At the time the construction work was stopped, roughly three-quarters of the southern, out-of-town facing side was built, the northern, inward-facing part was never started. Da Sangallo was based on a variant of ancient triumphal arch architecture . The unfinished front is made of travertine . He placed two strong niches next to the central archway, the facade is structured by four high-plinth three-quarter columns in a Doric order . It is also noteworthy that the facade does not run in a straight line, but rather has a segmental arch-shaped floor plan.
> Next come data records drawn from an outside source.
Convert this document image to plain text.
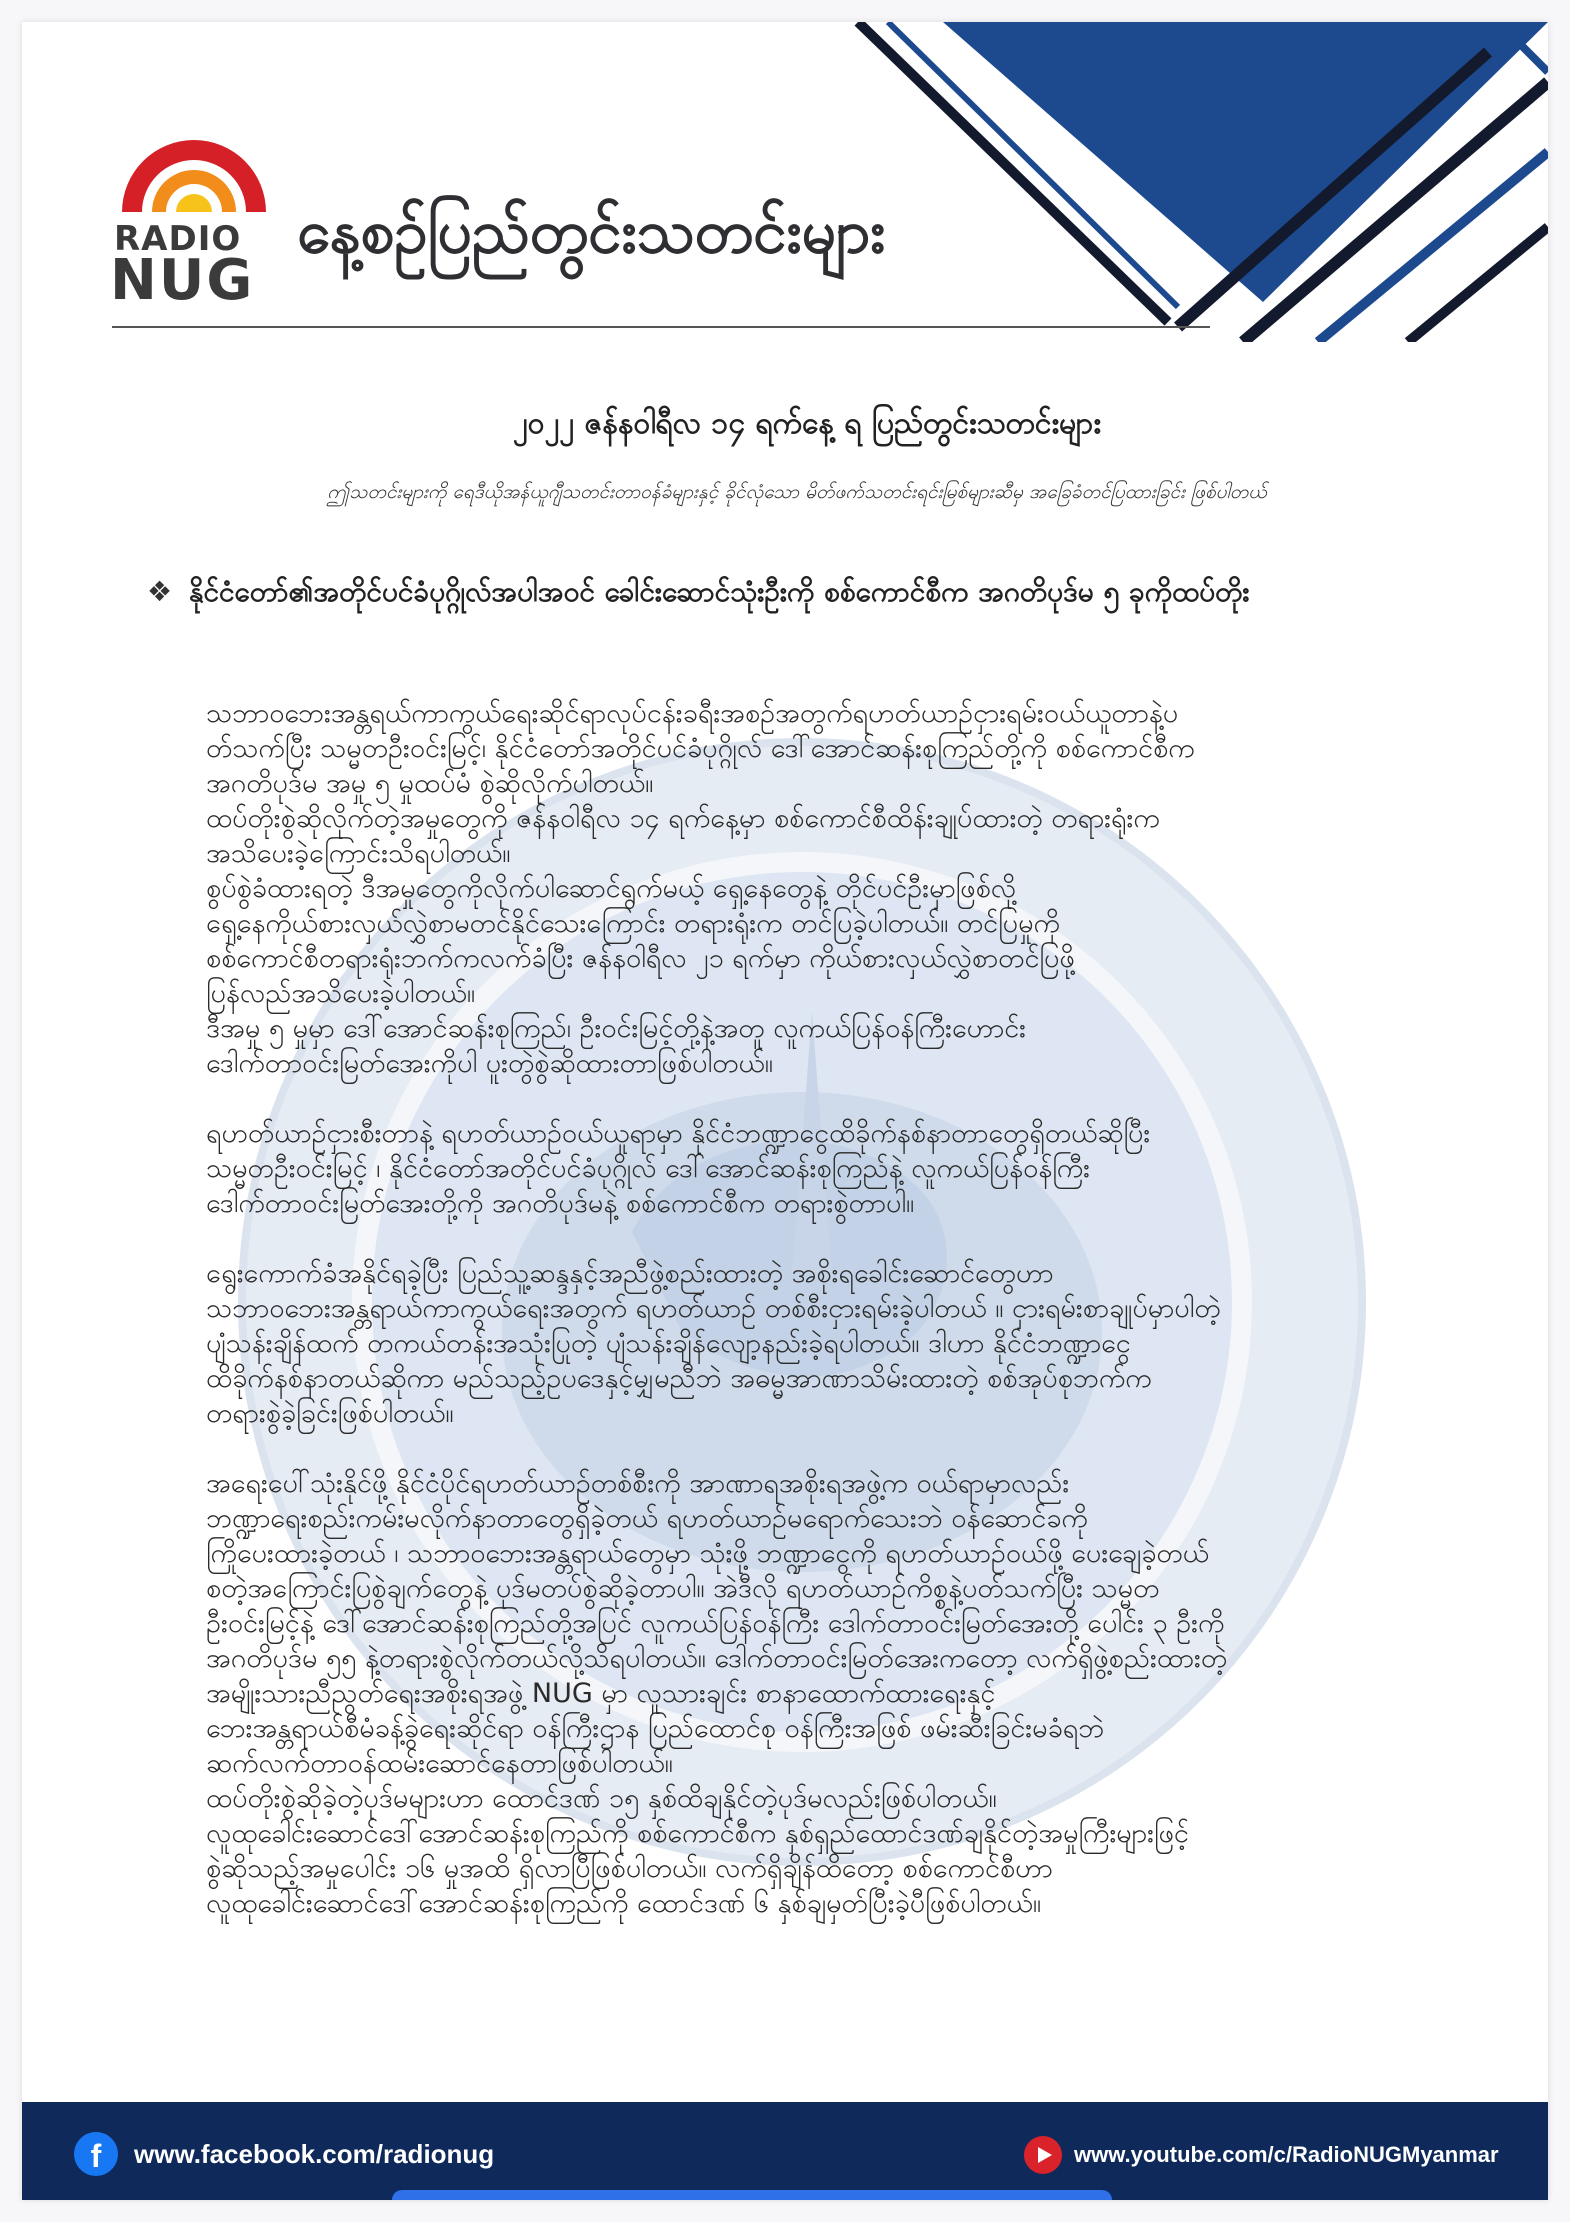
RADIO
NUG
နေ့စဉ်ပြည်တွင်းသတင်းများ
၂၀၂၂ ဇန်နဝါရီလ ၁၄ ရက်နေ့ ရ ပြည်တွင်းသတင်းများ
ဤသတင်းများကို ရေဒီယိုအန်ယူဂျီသတင်းတာဝန်ခံများနှင့် ခိုင်လုံသော မိတ်ဖက်သတင်းရင်းမြစ်များဆီမှ အခြေခံတင်ပြထားခြင်း ဖြစ်ပါတယ်
❖ နိုင်ငံတော်၏အတိုင်ပင်ခံပုဂ္ဂိုလ်အပါအဝင် ခေါင်းဆောင်သုံးဦးကို စစ်ကောင်စီက အဂတိပုဒ်မ ၅ ခုကိုထပ်တိုး

သဘာဝဘေးအန္တရယ်ကာကွယ်ရေးဆိုင်ရာလုပ်ငန်းခရီးအစဉ်အတွက်ရဟတ်ယာဉ်ငှားရမ်းဝယ်ယူတာနဲ့ပ
တ်သက်ပြီး သမ္မတဦးဝင်းမြင့်၊ နိုင်ငံတော်အတိုင်ပင်ခံပုဂ္ဂိုလ် ဒေါ်အောင်ဆန်းစုကြည်တို့ကို စစ်ကောင်စီက
အဂတိပုဒ်မ အမှု ၅ မှုထပ်မံ စွဲဆိုလိုက်ပါတယ်။
ထပ်တိုးစွဲဆိုလိုက်တဲ့အမှုတွေကို ဇန်နဝါရီလ ၁၄ ရက်နေ့မှာ စစ်ကောင်စီထိန်းချုပ်ထားတဲ့ တရားရုံးက
အသိပေးခဲ့ကြောင်းသိရပါတယ်။
စွပ်စွဲခံထားရတဲ့ ဒီအမှုတွေကိုလိုက်ပါဆောင်ရွက်မယ့် ရှေ့နေတွေနဲ့ တိုင်ပင်ဦးမှာဖြစ်လို့
ရှေ့နေကိုယ်စားလှယ်လွှဲစာမတင်နိုင်သေးကြောင်း တရားရုံးက တင်ပြခဲ့ပါတယ်။ တင်ပြမှုကို
စစ်ကောင်စီတရားရုံးဘက်ကလက်ခံပြီး ဇန်နဝါရီလ ၂၁ ရက်မှာ ကိုယ်စားလှယ်လွှဲစာတင်ပြဖို့
ပြန်လည်အသိပေးခဲ့ပါတယ်။
ဒီအမှု ၅ မှုမှာ ဒေါ်အောင်ဆန်းစုကြည်၊ ဦးဝင်းမြင့်တို့နဲ့အတူ လူကယ်ပြန်ဝန်ကြီးဟောင်း
ဒေါက်တာဝင်းမြတ်အေးကိုပါ ပူးတွဲစွဲဆိုထားတာဖြစ်ပါတယ်။

ရဟတ်ယာဉ်ငှားစီးတာနဲ့ ရဟတ်ယာဉ်ဝယ်ယူရာမှာ နိုင်ငံဘဏ္ဍာငွေထိခိုက်နစ်နာတာတွေရှိတယ်ဆိုပြီး
သမ္မတဦးဝင်းမြင့် ၊ နိုင်ငံတော်အတိုင်ပင်ခံပုဂ္ဂိုလ် ဒေါ်အောင်ဆန်းစုကြည်နဲ့ လူကယ်ပြန်ဝန်ကြီး
ဒေါက်တာဝင်းမြတ်အေးတို့ကို အဂတိပုဒ်မနဲ့ စစ်ကောင်စီက တရားစွဲတာပါ။

ရွေးကောက်ခံအနိုင်ရခဲ့ပြီး ပြည်သူ့ဆန္ဒနှင့်အညီဖွဲ့စည်းထားတဲ့ အစိုးရခေါင်းဆောင်တွေဟာ
သဘာဝဘေးအန္တရာယ်ကာကွယ်ရေးအတွက် ရဟတ်ယာဉ် တစ်စီးငှားရမ်းခဲ့ပါတယ် ။ ငှားရမ်းစာချုပ်မှာပါတဲ့
ပျံသန်းချိန်ထက် တကယ်တန်းအသုံးပြုတဲ့ ပျံသန်းချိန်လျော့နည်းခဲ့ရပါတယ်။ ဒါဟာ နိုင်ငံဘဏ္ဍာငွေ
ထိခိုက်နစ်နာတယ်ဆိုကာ မည်သည့်ဥပဒေနှင့်မျှမညီဘဲ အဓမ္မအာဏာသိမ်းထားတဲ့ စစ်အုပ်စုဘက်က
တရားစွဲခဲ့ခြင်းဖြစ်ပါတယ်။

အရေးပေါ်သုံးနိုင်ဖို့ နိုင်ငံပိုင်ရဟတ်ယာဉ်တစ်စီးကို အာဏာရအစိုးရအဖွဲ့က ဝယ်ရာမှာလည်း
ဘဏ္ဍာရေးစည်းကမ်းမလိုက်နာတာတွေရှိခဲ့တယ် ရဟတ်ယာဉ်မရောက်သေးဘဲ ဝန်ဆောင်ခကို
ကြိုပေးထားခဲ့တယ် ၊ သဘာဝဘေးအန္တရာယ်တွေမှာ သုံးဖို့ ဘဏ္ဍာငွေကို ရဟတ်ယာဉ်ဝယ်ဖို့ ပေးချေခဲ့တယ်
စတဲ့အကြောင်းပြစွဲချက်တွေနဲ့ ပုဒ်မတပ်စွဲဆိုခဲ့တာပါ။ အဲဒီလို ရဟတ်ယာဉ်ကိစ္စနဲ့ပတ်သက်ပြီး သမ္မတ
ဦးဝင်းမြင့်နဲ့ ဒေါ်အောင်ဆန်းစုကြည်တို့အပြင် လူကယ်ပြန်ဝန်ကြီး ဒေါက်တာဝင်းမြတ်အေးတို့ ပေါင်း ၃ ဦးကို
အဂတိပုဒ်မ ၅၅ နဲ့တရားစွဲလိုက်တယ်လို့သိရပါတယ်။ ဒေါက်တာဝင်းမြတ်အေးကတော့ လက်ရှိဖွဲ့စည်းထားတဲ့
အမျိုးသားညီညွတ်ရေးအစိုးရအဖွဲ့ NUG မှာ လူသားချင်း စာနာထောက်ထားရေးနှင့်
ဘေးအန္တရာယ်စီမံခန့်ခွဲရေးဆိုင်ရာ ဝန်ကြီးဌာန ပြည်ထောင်စု ဝန်ကြီးအဖြစ် ဖမ်းဆီးခြင်းမခံရဘဲ
ဆက်လက်တာဝန်ထမ်းဆောင်နေတာဖြစ်ပါတယ်။
ထပ်တိုးစွဲဆိုခဲ့တဲ့ပုဒ်မများဟာ ထောင်ဒဏ် ၁၅ နှစ်ထိချနိုင်တဲ့ပုဒ်မလည်းဖြစ်ပါတယ်။
လူထုခေါင်းဆောင်ဒေါ်အောင်ဆန်းစုကြည်ကို စစ်ကောင်စီက နှစ်ရှည်ထောင်ဒဏ်ချနိုင်တဲ့အမှုကြီးများဖြင့်
စွဲဆိုသည့်အမှုပေါင်း ၁၆ မှုအထိ ရှိလာပြီဖြစ်ပါတယ်။ လက်ရှိချိန်ထိတော့ စစ်ကောင်စီဟာ
လူထုခေါင်းဆောင်ဒေါ်အောင်ဆန်းစုကြည်ကို ထောင်ဒဏ် ၆ နှစ်ချမှတ်ပြီးခဲ့ပီဖြစ်ပါတယ်။

f	www.facebook.com/radionug	www.youtube.com/c/RadioNUGMyanmar
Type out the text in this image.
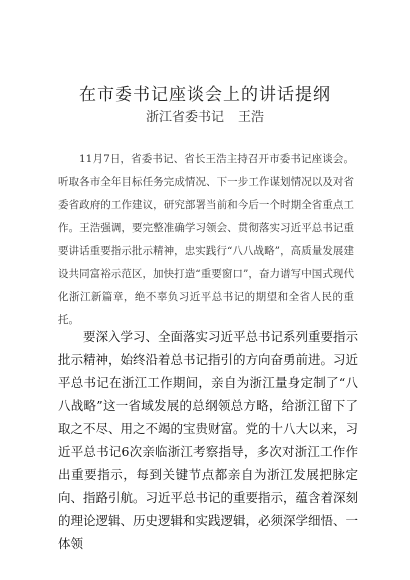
在市委书记座谈会上的讲话提纲

浙江省委书记 王浩

11月7日，省委书记、省长王浩主持召开市委书记座谈会。听取各市全年目标任务完成情况、下一步工作谋划情况以及对省委省政府的工作建议，研究部署当前和今后一个时期全省重点工作。王浩强调，要完整准确学习领会、贯彻落实习近平总书记重要讲话重要指示批示精神，忠实践行“八八战略”，高质量发展建设共同富裕示范区，加快打造“重要窗口”，奋力谱写中国式现代化浙江新篇章，绝不辜负习近平总书记的期望和全省人民的重托。

要深入学习、全面落实习近平总书记系列重要指示批示精神，始终沿着总书记指引的方向奋勇前进。习近平总书记在浙江工作期间，亲自为浙江量身定制了“八八战略”这一省域发展的总纲领总方略，给浙江留下了取之不尽、用之不竭的宝贵财富。党的十八大以来，习近平总书记6次亲临浙江考察指导，多次对浙江工作作出重要指示，每到关键节点都亲自为浙江发展把脉定向、指路引航。习近平总书记的重要指示，蕴含着深刻的理论逻辑、历史逻辑和实践逻辑，必须深学细悟、一体领
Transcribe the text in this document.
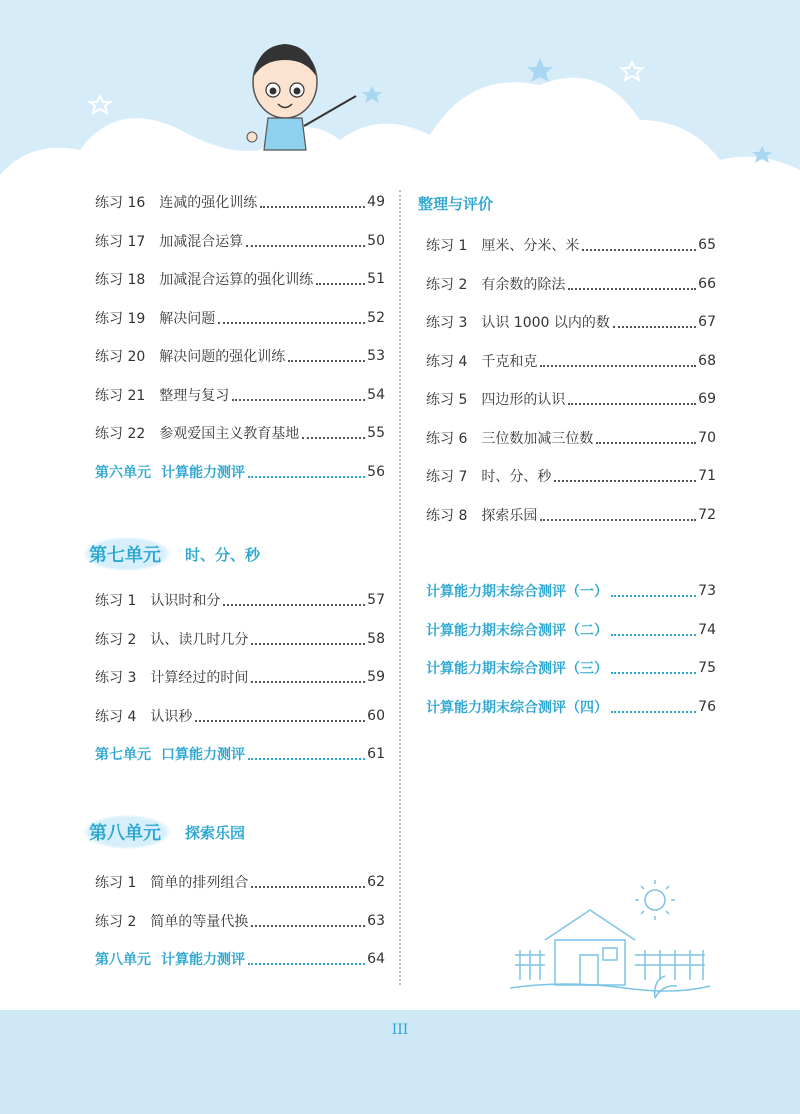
练习 16 连减的强化训练	49
练习 17 加减混合运算	50
练习 18 加减混合运算的强化训练	51
练习 19 解决问题	52
练习 20 解决问题的强化训练	53
练习 21 整理与复习	54
练习 22 参观爱国主义教育基地	55
第六单元 计算能力测评	56
第七单元	时、分、秒
练习 1 认识时和分	57
练习 2 认、读几时几分	58
练习 3 计算经过的时间	59
练习 4 认识秒	60
第七单元 口算能力测评	61
第八单元	探索乐园
练习 1 简单的排列组合	62
练习 2 简单的等量代换	63
第八单元 计算能力测评	64
整理与评价
练习 1 厘米、分米、米	65
练习 2 有余数的除法	66
练习 3 认识 1000 以内的数	67
练习 4 千克和克	68
练习 5 四边形的认识	69
练习 6 三位数加减三位数	70
练习 7 时、分、秒	71
练习 8 探索乐园	72
计算能力期末综合测评（一）	73
计算能力期末综合测评（二）	74
计算能力期末综合测评（三）	75
计算能力期末综合测评（四）	76
III
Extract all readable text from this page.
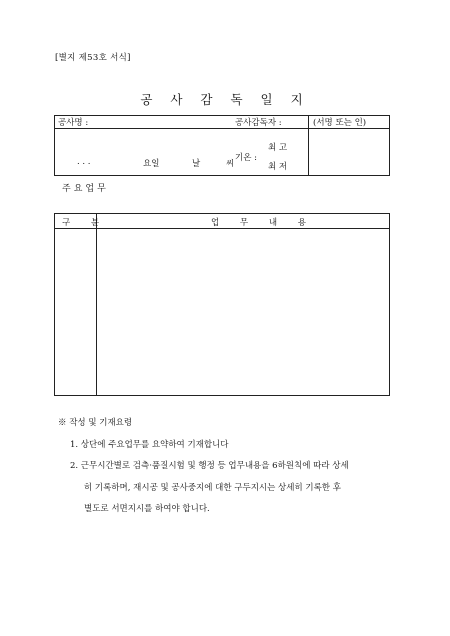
[별지 제53호 서식]
공 사 감 독 일 지
공사명 :	공사감독자 :	(서명 또는 인)
. . .	요일	날	씨
기온 :
최 고
최 저
주요업무
구 분	업 무 내 용
※ 작성 및 기재요령
1. 상단에 주요업무를 요약하여 기재합니다
2. 근무시간별로 검측·품질시험 및 행정 등 업무내용을 6하원칙에 따라 상세
히 기록하며, 재시공 및 공사중지에 대한 구두지시는 상세히 기록한 후
별도로 서면지시를 하여야 합니다.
If the system had been completed, it would probably have been the "most complex" system of Roman city gates. Dorothee Heinzelmann comments on the Porta Santo Spirito: "Thus, the Porta S. Spirito embodies the ideas of the High Renaissance with its close reference to the shape of ancient triumphal arches, but seems to anticipate essential features of Baroque architecture in its plastic design language."

literature

  • Marco Bussagli (Ed.): Rome - Art & Architecture . Könemann, Cologne 1999, ISBN 3-8290-2258-1 .
  • Stefan Grundmann (Ed.): Architectural Guide Rome. An architectural history in 400 individual representations. Menges, Stuttgart et al. 1997, ISBN 3-930698-59-5 .
  • Stefan Schweizer: Between representation and function - Renaissance city gates in Italy. Vandenhoeck & Ruprecht, Göttingen 2002, ISBN 3-525-35180-1 .
  • Johann M. Wiesel: Rome. An art and travel guide . 7th edition Kohlhammer, Stuttgart 1960, ISBN 3-17-005633-6 .

Individual evidence

  1. ^ A b Johann M. Wiesel: Rome. An art and travel guide , p. 171.
  2. Marco Bussagli (Ed.): Rom - Art & Architecture , p. 221.
  3. Stefan Grundmann (Ed.): Architectural Guide Rome , p. 145.
  4. a b Stefan Schweizer: Between Representation and Function - City Gates of the Renaissance in Italy , p. 350.
  5. a b Stefan Schweizer: Between Representation and Function - City Gates of the Renaissance in Italy , p. 343.
  6. a b c Stefan Grundmann (Ed.): Architekturführer Rom , p. 146.